Study details, background and design:
- The study included 79 adults with an average age of 46 years. Of the participants, 89% were men, and 100% self-reported being of Asian ancestry (97.5% were Han Chinese).
- 179 participants were screened at 35 health care centers in Mainland China between September 29, 2024 and March 26, 2025, and narrowed down to the final group of 79 for the 12-week trial.
- All participants had severe hypertriglyceridemia—levels between 500-2000 mg/dL.
- Approximately 30% of the participants were taking triglyceride-lowering medications throughout the study.
- There was no statistically significant difference among participants in the DR10624 treatment group taking triglyceride-lowering medications vs. those not taking any triglyceride-lowering medications.

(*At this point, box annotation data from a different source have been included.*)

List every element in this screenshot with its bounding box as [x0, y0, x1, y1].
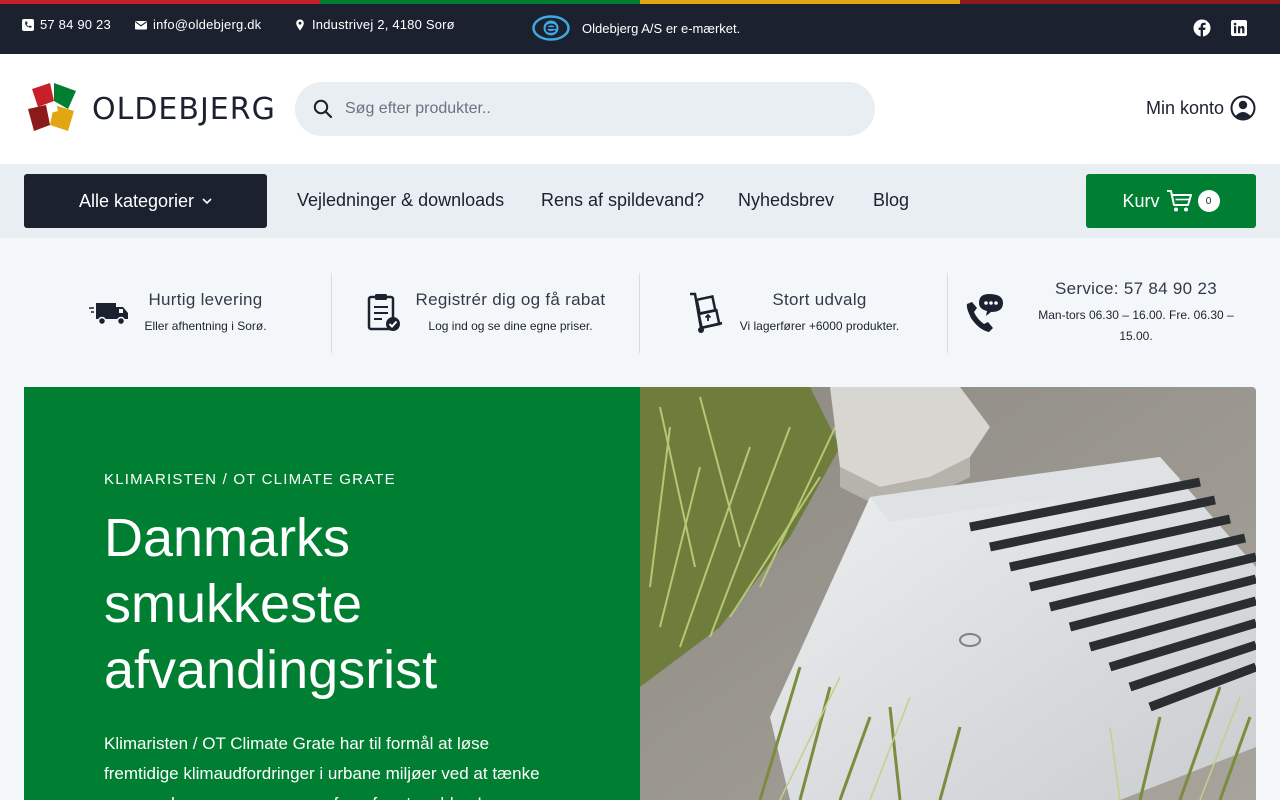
facebook-icon[interactable]	[1193, 19, 1211, 37]
all-categories-label: Alle kategorier	[78, 190, 195, 211]
nav-link-newsletter[interactable]: Nyhedsbrev	[738, 190, 834, 211]
phone-icon	[22, 18, 34, 31]
map-pin-icon	[296, 19, 304, 30]
usp-title[interactable]: Service: 57 84 90 23	[1031, 279, 1241, 299]
usp-item: Hurtig levering Eller afhentning i Sorø.	[24, 273, 332, 353]
main-nav: Alle kategorier Vejledninger & downloads…	[0, 164, 1280, 238]
usp-subtitle: Log ind og se dine egne priser.	[428, 318, 593, 333]
usp-item[interactable]: Service: 57 84 90 23 Man-tors 06.30 – 16…	[948, 273, 1256, 353]
search-input[interactable]	[345, 100, 825, 118]
topbar-address-text: Industrivej 2, 4180 Sorø	[312, 17, 455, 32]
delivery-truck-icon	[89, 303, 129, 326]
brand-name: OLDEBJERG	[92, 91, 276, 127]
clipboard-check-icon	[367, 294, 400, 331]
hero-eyebrow: KLIMARISTEN / OT CLIMATE GRATE	[104, 471, 396, 488]
color-stripe	[0, 0, 1280, 4]
account-label: Min konto	[1145, 97, 1224, 118]
cart-count-badge: 0	[1197, 190, 1220, 212]
nav-link-blog[interactable]: Blog	[873, 190, 909, 211]
search-bar[interactable]	[295, 82, 875, 136]
usp-row: Hurtig levering Eller afhentning i Sorø.…	[24, 273, 1256, 353]
nav-link-guides[interactable]: Vejledninger & downloads	[297, 190, 504, 211]
cart-label: Kurv	[1122, 190, 1160, 211]
hero-image-grate	[640, 387, 1256, 800]
hero-heading: Danmarks smukkeste afvandingsrist	[104, 508, 438, 700]
envelope-icon	[135, 20, 147, 29]
cart-button[interactable]: Kurv 0	[1086, 174, 1256, 228]
topbar-email[interactable]: info@oldebjerg.dk	[135, 17, 261, 32]
emark-logo-icon	[532, 15, 570, 41]
user-circle-icon	[1230, 95, 1256, 121]
usp-title: Hurtig levering	[148, 289, 263, 309]
usp-title: Registrér dig og få rabat	[415, 289, 606, 309]
usp-item: Registrér dig og få rabat Log ind og se …	[332, 273, 640, 353]
linkedin-icon[interactable]	[1231, 20, 1247, 36]
topbar-phone-text: 57 84 90 23	[40, 17, 111, 32]
site-header: OLDEBJERG Min konto	[0, 54, 1280, 164]
nav-link-wastewater[interactable]: Rens af spildevand?	[541, 190, 704, 211]
account-link[interactable]: Min konto	[1146, 95, 1256, 121]
emark-badge[interactable]: Oldebjerg A/S er e-mærket.	[532, 15, 740, 41]
hero-text-panel: KLIMARISTEN / OT CLIMATE GRATE Danmarks …	[24, 387, 640, 800]
hero-body: Klimaristen / OT Climate Grate har til f…	[104, 734, 540, 800]
all-categories-button[interactable]: Alle kategorier	[24, 174, 267, 228]
drainage-grate-photo	[640, 387, 1256, 800]
site-logo[interactable]: OLDEBJERG	[24, 81, 276, 137]
search-icon[interactable]	[313, 99, 333, 119]
usp-title: Stort udvalg	[772, 289, 867, 309]
topbar-phone[interactable]: 57 84 90 23	[22, 17, 111, 32]
oldebjerg-logo-icon	[28, 83, 76, 131]
phone-chat-icon	[966, 294, 1003, 332]
topbar-email-text: info@oldebjerg.dk	[153, 17, 262, 32]
usp-item: Stort udvalg Vi lagerfører +6000 produkt…	[640, 273, 948, 353]
emark-text: Oldebjerg A/S er e-mærket.	[582, 20, 741, 36]
top-bar: 57 84 90 23 info@oldebjerg.dk Industrive…	[0, 0, 1280, 54]
usp-subtitle: Vi lagerfører +6000 produkter.	[739, 318, 900, 333]
usp-subtitle: Eller afhentning i Sorø.	[144, 318, 267, 333]
usp-subtitle: Man-tors 06.30 – 16.00. Fre. 06.30 – 15.…	[1038, 308, 1234, 343]
shopping-cart-icon	[1166, 190, 1192, 212]
hand-truck-icon	[689, 292, 723, 333]
topbar-address: Industrivej 2, 4180 Sorø	[294, 17, 455, 32]
chevron-down-icon	[202, 198, 212, 205]
hero-banner: KLIMARISTEN / OT CLIMATE GRATE Danmarks …	[24, 387, 1256, 800]
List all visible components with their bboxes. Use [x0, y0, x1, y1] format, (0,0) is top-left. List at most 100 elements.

Triglycerides are a type of fat (lipid) found in the blood, and high triglyceride levels combined with high LDL cholesterol or low HDL cholesterol are linked to fatty buildup in the artery walls, which increases the risk of heart attack and stroke.
The study had several limitations, including the short duration of the treatment period of only 12 weeks. More research is needed to understand if DR10624 continues to work well with a longer duration of treatment and if there are any delayed side effects that may emerge over time. The number of patients in the trial was small, and the study was only conducted in Mainland China; therefore, the findings cannot be generalized to the public. Additional research is needed that includes more people and people in diverse parts of the world in order to confirm these findings.
Another limitation to note is that DR10624 was not directly compared to any other approved triglyceride-lowering medications, such as fibrates or concentrated omega-3 fatty acids. The researchers do not know yet whether DR10624 is statistically more effective or safer than existing treatments.
Co-authors, disclosures and funding sources are listed in the manuscript.
Statements and conclusions of studies that are presented at the American Heart Association's scientific meetings are solely those of the study authors and do not necessarily reflect the Association's policy or position. The Association makes no representation or guarantee as to their accuracy or reliability. Abstracts presented at the Association's scientific meetings are not peer-reviewed, rather, they are curated by independent review panels and are considered based on the potential to add to the diversity of scientific issues and views discussed at the meeting. The findings are considered preliminary until published as a full manuscript in a peer-reviewed scientific journal.